House Energy & Commerce Committee Chairman Fred Upton (Mich.) and Communications Subcommittee Chairman Greg Walden (Ore.) Tuesday praised the FCC for scrubbing the Fairness Doctrine and other regs from the federal rulebook, but said that was not enough and they would continue to push for FCC process reforms.
The FCC plans Wednesday to release an outline of the 83 media-related regs it has taken off the books as part of an overall regulatory review as well as in response to the President's call for reviewing all regulations for their impact on jobs, innovation and the economy.
"The Fairness Doctrine is a relic of an earlier era when government officials thought they knew best what news and information the American people wanted and needed," said Upton and Walden in a joint statement. "The rules are outdated and needlessly endanger our sacred freedoms of speech and the press. The FCC has finally done what it should have done 20 years ago: It has scrapped the Fairness Doctrine once and for all."
As to the other 82 regs the FCC is pruning -- many for reasons of duplication or, in at least one case, because a court struck it down in the mid-1990s -- the legislators said they were pleased, and were also pleased that the FCC was planning to submit a plan for reviewing other regs in response to a request by the President. But they were not ready to let the FCC off the deregulatory hook.
"[R]eal regulatory reform requires more. Regulators should propose rules before adopting them, give the public adequate time to review those rules, and only adopt rules if the benefits outweigh the costs," they said. "The FCC has not always followed these best practices, and that's why we are moving forward on FCC process reform. Good government practices -- transparent government practices -- are a necessary ingredient for eliminating the regulatory overhang that deters the investment and job creation our economy so desperately needs." They did not cite the FCC's network neutrality rulemaking, but that has been one of their examples of rules that they believe did not fit the above criteria for adequate review and cost-benefit analysis.

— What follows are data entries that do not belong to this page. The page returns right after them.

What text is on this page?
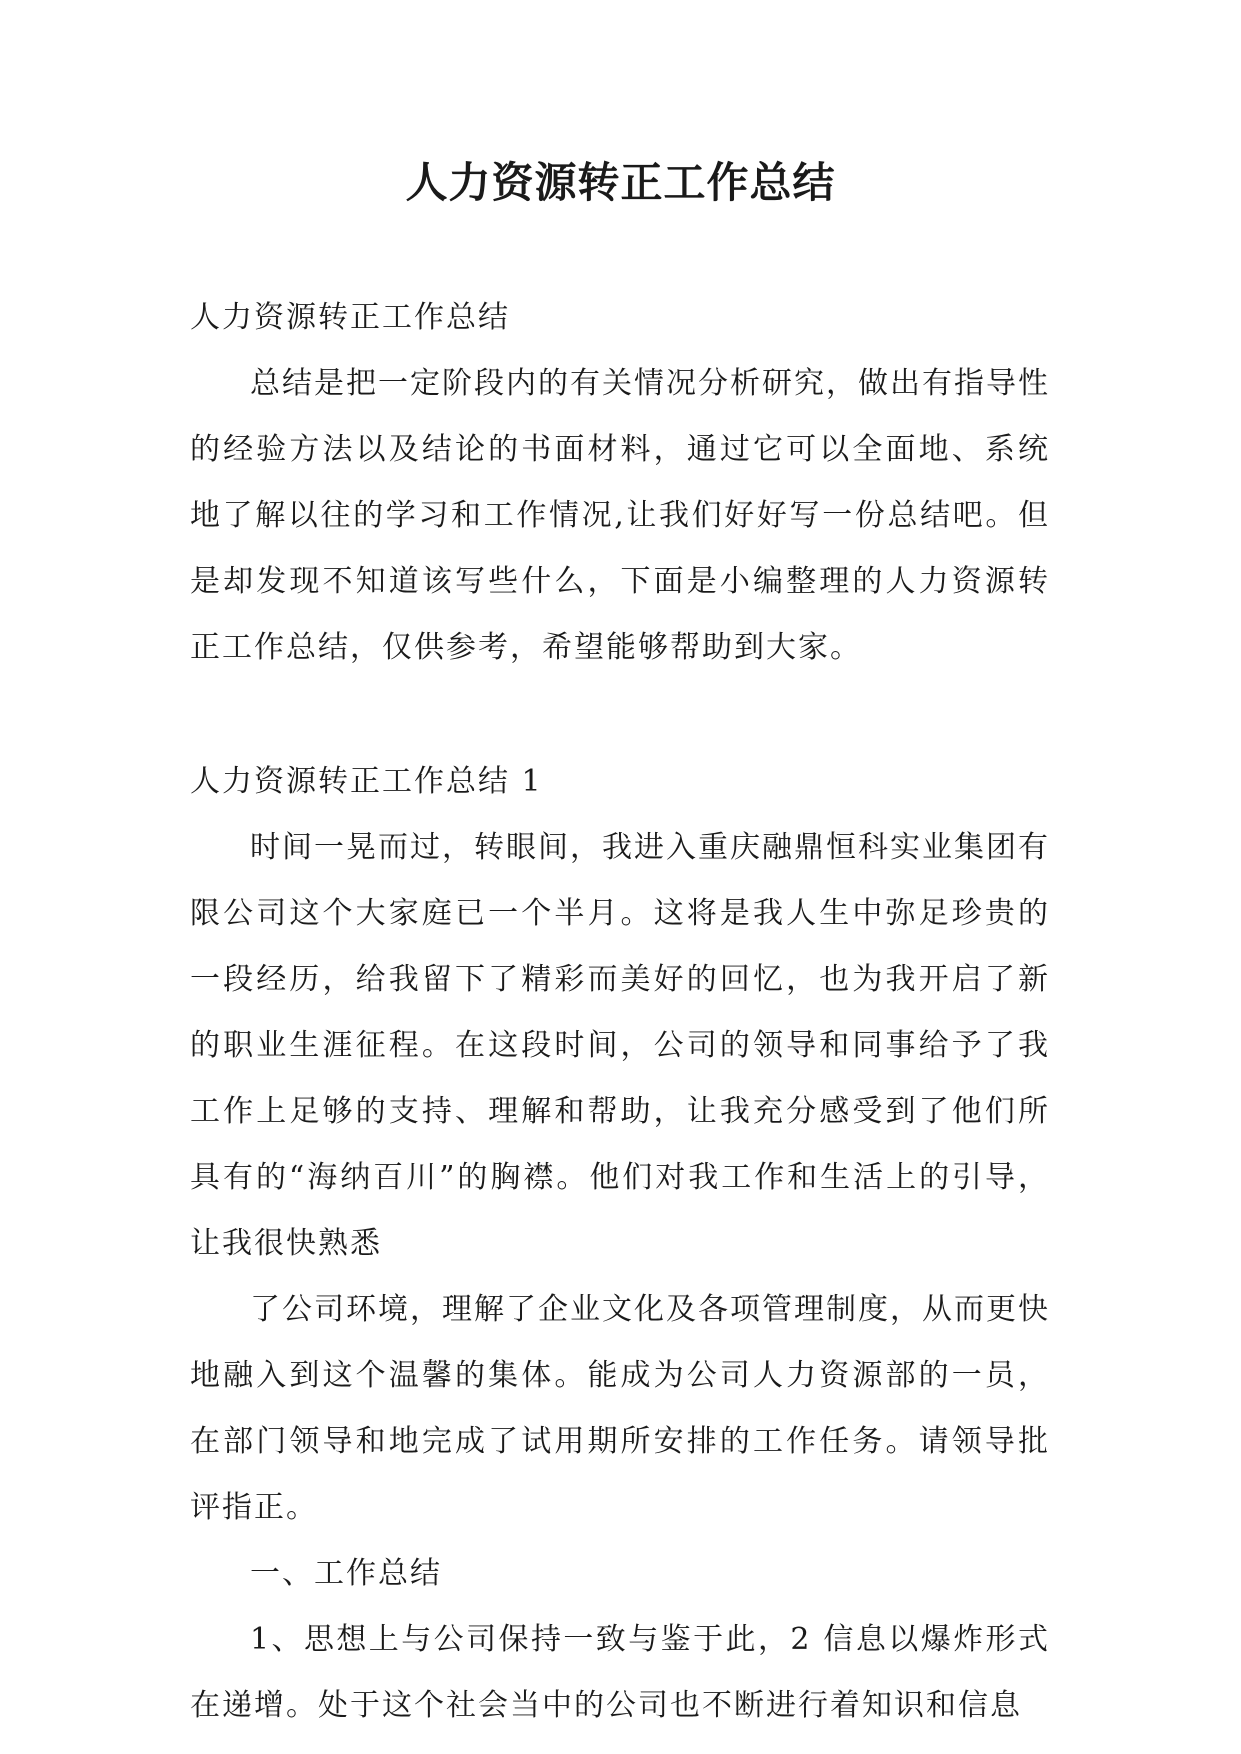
人力资源转正工作总结

人力资源转正工作总结

总结是把一定阶段内的有关情况分析研究，做出有指导性的经验方法以及结论的书面材料，通过它可以全面地、系统地了解以往的学习和工作情况,让我们好好写一份总结吧。但是却发现不知道该写些什么，下面是小编整理的人力资源转正工作总结，仅供参考，希望能够帮助到大家。

人力资源转正工作总结 1

时间一晃而过，转眼间，我进入重庆融鼎恒科实业集团有限公司这个大家庭已一个半月。这将是我人生中弥足珍贵的一段经历，给我留下了精彩而美好的回忆，也为我开启了新的职业生涯征程。在这段时间，公司的领导和同事给予了我工作上足够的支持、理解和帮助，让我充分感受到了他们所具有的“海纳百川”的胸襟。他们对我工作和生活上的引导，让我很快熟悉

了公司环境，理解了企业文化及各项管理制度，从而更快地融入到这个温馨的集体。能成为公司人力资源部的一员，在部门领导和地完成了试用期所安排的工作任务。请领导批评指正。

一、工作总结

1、思想上与公司保持一致与鉴于此，2 信息以爆炸形式在递增。处于这个社会当中的公司也不断进行着知识和信息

Upton and Walden had called for the commission to remove the doctrine from the Code of Federal Regulations after Republican FCC Commissioner McDowell pointed out in a speech that it remained on the books, ready to be revived if a different FCC chose to enforce it. A Republican-led FCC stopped enforcing the doctrine in 1987 as an unconstitutional speech restriction.
FCC Chairman Julius Genachowski said the FCC was planning to do just that as part of an ongoing reg review, and set an August target.